WASHINGTON — The Pentagon’s most recent package of weapons for Ukraine includes relics from the Cold War to help blunt Russian advances and limit their ability to maneuver during an expected spring offensive.
Those weapons, M21 anti-tank land mines, have been in service with the Defense Department since at least the early 1960s. An unknown number of them will be sent to Ukraine as part of a $325 million package of aid from U.S. military stockpiles that was announced this week, the 36th such transfer of lethal matériel to Kyiv since August 2021.
M21 mines — large metal-bodied weapons that are usually buried and explode when a vehicle drives over them — contain a specialized warhead built to punch through inches of armor plating.
“Anti-tank land mines are an important defensive capability against Russia’s tanks and armored vehicles, helping Ukraine’s forces repel Russia’s attacks and shape the battlefield to Ukraine’s advantage,” Maj. Charlie Dietz, a Pentagon spokesman, said in a statement on Thursday.
The decision to provide M21s appears to carefully thread the needle between various areas of concern, given the controversy that has accompanied the use of land mines for decades.
One issue is legality. As an anti-tank weapon, the M21 is not banned by the 1997 Ottawa Convention — an international treaty signed by 133 nations that prohibits the stockpiling and use of anti-personnel mines, which are usually much smaller and kill or maim people who step on them.
By comparison, anti-tank mines typically require a couple hundred pounds or more of pressure to detonate, such as from a truck or tank. Unlike some models of American-made anti-tank mines, the M21 cannot be fitted with any secondary fuzes that would allow booby-trap devices to be added, which also keeps it from potentially running afoul of certain provisions of the treaty.
Ukraine is a signatory to the Ottawa Convention, while the United States and Russia are not. The Biden administration has said, however, that it would use anti-personnel mines only in the defense of South Korea.
Another issue involves post-conflict concerns: whether the weapons can be easily located with metal detectors and ground-penetrating radars, and how long they remain lethal once planted.

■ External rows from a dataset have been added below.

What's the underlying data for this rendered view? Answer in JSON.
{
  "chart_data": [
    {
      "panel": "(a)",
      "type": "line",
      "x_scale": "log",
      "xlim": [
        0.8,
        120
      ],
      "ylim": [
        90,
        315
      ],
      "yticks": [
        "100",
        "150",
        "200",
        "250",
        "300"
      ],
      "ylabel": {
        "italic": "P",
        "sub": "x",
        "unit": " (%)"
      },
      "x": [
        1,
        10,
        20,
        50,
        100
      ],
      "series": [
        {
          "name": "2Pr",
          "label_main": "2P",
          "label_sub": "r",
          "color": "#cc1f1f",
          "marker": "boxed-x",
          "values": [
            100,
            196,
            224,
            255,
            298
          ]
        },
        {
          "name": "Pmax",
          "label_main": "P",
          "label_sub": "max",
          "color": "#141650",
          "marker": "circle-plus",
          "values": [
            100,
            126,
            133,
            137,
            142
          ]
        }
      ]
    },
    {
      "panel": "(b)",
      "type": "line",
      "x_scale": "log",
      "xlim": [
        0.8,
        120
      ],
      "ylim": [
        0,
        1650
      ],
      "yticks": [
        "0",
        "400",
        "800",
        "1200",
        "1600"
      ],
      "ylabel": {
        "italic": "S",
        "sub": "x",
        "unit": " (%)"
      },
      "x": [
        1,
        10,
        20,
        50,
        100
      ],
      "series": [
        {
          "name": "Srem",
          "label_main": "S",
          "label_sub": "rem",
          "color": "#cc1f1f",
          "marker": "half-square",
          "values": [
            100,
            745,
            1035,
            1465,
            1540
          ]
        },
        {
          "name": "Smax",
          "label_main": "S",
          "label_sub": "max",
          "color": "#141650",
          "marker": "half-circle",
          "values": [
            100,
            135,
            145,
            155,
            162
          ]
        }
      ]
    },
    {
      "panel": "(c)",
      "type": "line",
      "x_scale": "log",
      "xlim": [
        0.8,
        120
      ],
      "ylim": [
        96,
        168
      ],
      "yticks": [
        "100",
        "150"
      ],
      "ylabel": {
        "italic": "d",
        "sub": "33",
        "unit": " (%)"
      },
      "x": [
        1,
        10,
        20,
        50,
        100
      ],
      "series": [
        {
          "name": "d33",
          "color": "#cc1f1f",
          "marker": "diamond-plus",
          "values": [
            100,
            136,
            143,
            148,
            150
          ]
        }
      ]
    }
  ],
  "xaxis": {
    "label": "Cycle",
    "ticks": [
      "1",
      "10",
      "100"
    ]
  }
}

Although the U.S. military developed anti-tank land mines during the Cold War built mostly of plastic to make them hard to detect, the M21 is metal and would be comparatively much easier to find when mine clearance efforts begin.
The latter concern, however, remains unaddressed: Like mines of its era, the M21 has no self-destruct feature. So Ukrainian troops will probably be expected to carefully map where they place the mines for later clearance operations.
According to a 2002 report from the General Accounting Office, now known as the Government Accountability Office, the Pentagon had more than 178,000 M21 mines stockpiled at the time. The report says that the U.S. military last used anti-tank mines during Operation Desert Storm in 1991, though not the M21.
The M21 is considered a “heavy mine” at about nine inches in diameter and eight inches high, and weighing 17 and a half pounds. When triggered by a downward force of nearly 300 pounds, the mine explodes, throwing a curved steel plate upward into the targeted vehicle’s hull, wheels or tracks.
A U.S. Army technical manual notes that the M21 can penetrate a three-inch armor plate at a distance of 21 inches.
The M21 is the second type of anti-tank land mine the United States has provided to Kyiv.
In September, the Pentagon announced it would send 1,000 155-millimeter artillery shells it calls RAAMS, for Remote Anti-Armor Mine System, which are fired from howitzers and create temporary minefields among enemy forces.
The shells break open midair and release nine small puck-like munitions that fall to the ground unguided, with each containing about one and a quarter pound of high explosives.
Each small mine contains a magnetic sensor that causes it to explode when a vehicle approaches. There are two versions: one meant to self-destruct after four hours, the other after 48 hours.
The most recent data available shows that the Pentagon had sent 14,000 of the shells to Ukraine as of April 4.
Ukraine’s army has long used Soviet-era TM-62 anti-tank mines in its war with Russia, as have the Russian invaders. Whether the provision of M21s signals that Ukraine’s stock of TM-62s is running low, or that the M21 is needed for other reasons, is unclear.